A blue grass original

We tend to be uninterested in adaptive reuse projects that are little more than renovations or restorations. It’s not that they are unworthy because they are extremely important – contemporary adaptive reuse is based on sustainability principles on the one hand and heritage conservation as a basic social building block on the other. It’s just that we believe they should be the norm rather than the exception.

The Blue Grass Trust for Historic Preservation is typical of the many heritage trusts throughout the world that support the conservation of built heritage and the promotion of adaptive reuse has been one of their main tactics.

Founded in 1955 in Lexington, Kentucky to purchase and restore the 1814 Hunt-Morgan House, they then

helped save many other historic structures, including the Dudley House, Shakertown of Pleasant Hill, the Adam Rankin House, Henry Clay’s Law Office, Belle Breezing’s Row Houses, the Mary Todd Lincoln House, the Stilfield Log House and Benjamin Latrobe’s Pope Villa.
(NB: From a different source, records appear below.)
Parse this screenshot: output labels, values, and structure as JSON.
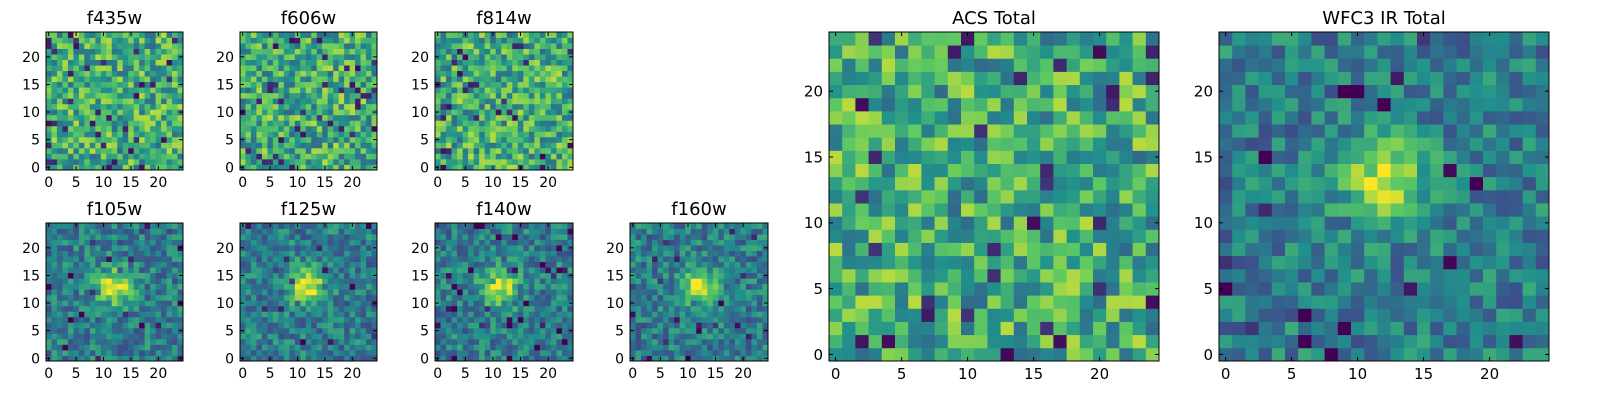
{
  "chart_data": [
    {
      "type": "heatmap",
      "title": "f435w",
      "grid_size": 25,
      "xlim": [
        -0.5,
        24.5
      ],
      "ylim": [
        -0.5,
        24.5
      ],
      "xticks": [
        0,
        5,
        10,
        15,
        20
      ],
      "yticks": [
        0,
        5,
        10,
        15,
        20
      ],
      "colormap": "viridis",
      "source_blob": false,
      "noise_seed": 11
    },
    {
      "type": "heatmap",
      "title": "f606w",
      "grid_size": 25,
      "xlim": [
        -0.5,
        24.5
      ],
      "ylim": [
        -0.5,
        24.5
      ],
      "xticks": [
        0,
        5,
        10,
        15,
        20
      ],
      "yticks": [
        0,
        5,
        10,
        15,
        20
      ],
      "colormap": "viridis",
      "source_blob": false,
      "noise_seed": 23
    },
    {
      "type": "heatmap",
      "title": "f814w",
      "grid_size": 25,
      "xlim": [
        -0.5,
        24.5
      ],
      "ylim": [
        -0.5,
        24.5
      ],
      "xticks": [
        0,
        5,
        10,
        15,
        20
      ],
      "yticks": [
        0,
        5,
        10,
        15,
        20
      ],
      "colormap": "viridis",
      "source_blob": false,
      "noise_seed": 37
    },
    {
      "type": "heatmap",
      "title": "f105w",
      "grid_size": 25,
      "xlim": [
        -0.5,
        24.5
      ],
      "ylim": [
        -0.5,
        24.5
      ],
      "xticks": [
        0,
        5,
        10,
        15,
        20
      ],
      "yticks": [
        0,
        5,
        10,
        15,
        20
      ],
      "colormap": "viridis",
      "source_blob": true,
      "blob_center": [
        12,
        13
      ],
      "noise_seed": 41
    },
    {
      "type": "heatmap",
      "title": "f125w",
      "grid_size": 25,
      "xlim": [
        -0.5,
        24.5
      ],
      "ylim": [
        -0.5,
        24.5
      ],
      "xticks": [
        0,
        5,
        10,
        15,
        20
      ],
      "yticks": [
        0,
        5,
        10,
        15,
        20
      ],
      "colormap": "viridis",
      "source_blob": true,
      "blob_center": [
        12,
        13
      ],
      "noise_seed": 53
    },
    {
      "type": "heatmap",
      "title": "f140w",
      "grid_size": 25,
      "xlim": [
        -0.5,
        24.5
      ],
      "ylim": [
        -0.5,
        24.5
      ],
      "xticks": [
        0,
        5,
        10,
        15,
        20
      ],
      "yticks": [
        0,
        5,
        10,
        15,
        20
      ],
      "colormap": "viridis",
      "source_blob": true,
      "blob_center": [
        11,
        13
      ],
      "noise_seed": 67
    },
    {
      "type": "heatmap",
      "title": "f160w",
      "grid_size": 25,
      "xlim": [
        -0.5,
        24.5
      ],
      "ylim": [
        -0.5,
        24.5
      ],
      "xticks": [
        0,
        5,
        10,
        15,
        20
      ],
      "yticks": [
        0,
        5,
        10,
        15,
        20
      ],
      "colormap": "viridis",
      "source_blob": true,
      "blob_center": [
        12,
        13
      ],
      "noise_seed": 79
    },
    {
      "type": "heatmap",
      "title": "ACS Total",
      "grid_size": 25,
      "xlim": [
        -0.5,
        24.5
      ],
      "ylim": [
        -0.5,
        24.5
      ],
      "xticks": [
        0,
        5,
        10,
        15,
        20
      ],
      "yticks": [
        0,
        5,
        10,
        15,
        20
      ],
      "colormap": "viridis",
      "source_blob": false,
      "noise_seed": 97
    },
    {
      "type": "heatmap",
      "title": "WFC3 IR Total",
      "grid_size": 25,
      "xlim": [
        -0.5,
        24.5
      ],
      "ylim": [
        -0.5,
        24.5
      ],
      "xticks": [
        0,
        5,
        10,
        15,
        20
      ],
      "yticks": [
        0,
        5,
        10,
        15,
        20
      ],
      "colormap": "viridis",
      "source_blob": true,
      "blob_center": [
        12,
        13
      ],
      "noise_seed": 113
    }
  ]
}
And it’s Pope Villa that interests us here.

It was designed by Benjamin Latrobe, architect of the US Capitol and the man who put the stamp of the Greek Revival on American public buildings of the period.

The Villa is a delighfully domestic variation on Palladio’s rotunda villas.

The Pope Villa is Latrobe’s best surviving domestic design. Its plan is unique in American residential architecture: a perfect square, with a domed, circular rotunda in the center of the second story. Latrobe drew inspiration from 16th century Italian architect Andrea Palladio, but unlike Palladio’s villas, the cubic mass of the Pope Villa conceals within itself a surprising sequence of rectilinear and curvilinear rooms, dramatically splashed with light and shadow. Latrobe called these interior effects “scenery”; they reflect his reliance on the compositional principles of 18th century Picturesque landscape design. Latrobe’s fusion of classical sources and Picturesque theory places the Pope Villa among the most important buildings of Federal America.

That’s its heritage significance. Its significance as adaptive reuse lies in the way the Blue Grass Trust, in the restrained way that it is restoring and interpreting the building is turning it into a full scale teaching aid,

an exposition of early ninetenth century building techniques and a centre for training heritage architects and trades people.

It’s rare to see the basic principles of the ICOMOS Burra Charter,

to “do as much as is necessary and as little as possible” and “leaving original fabric in ‘as found’ condition” apparently being enacted in such a positive way and we look forward to seeing the restored building.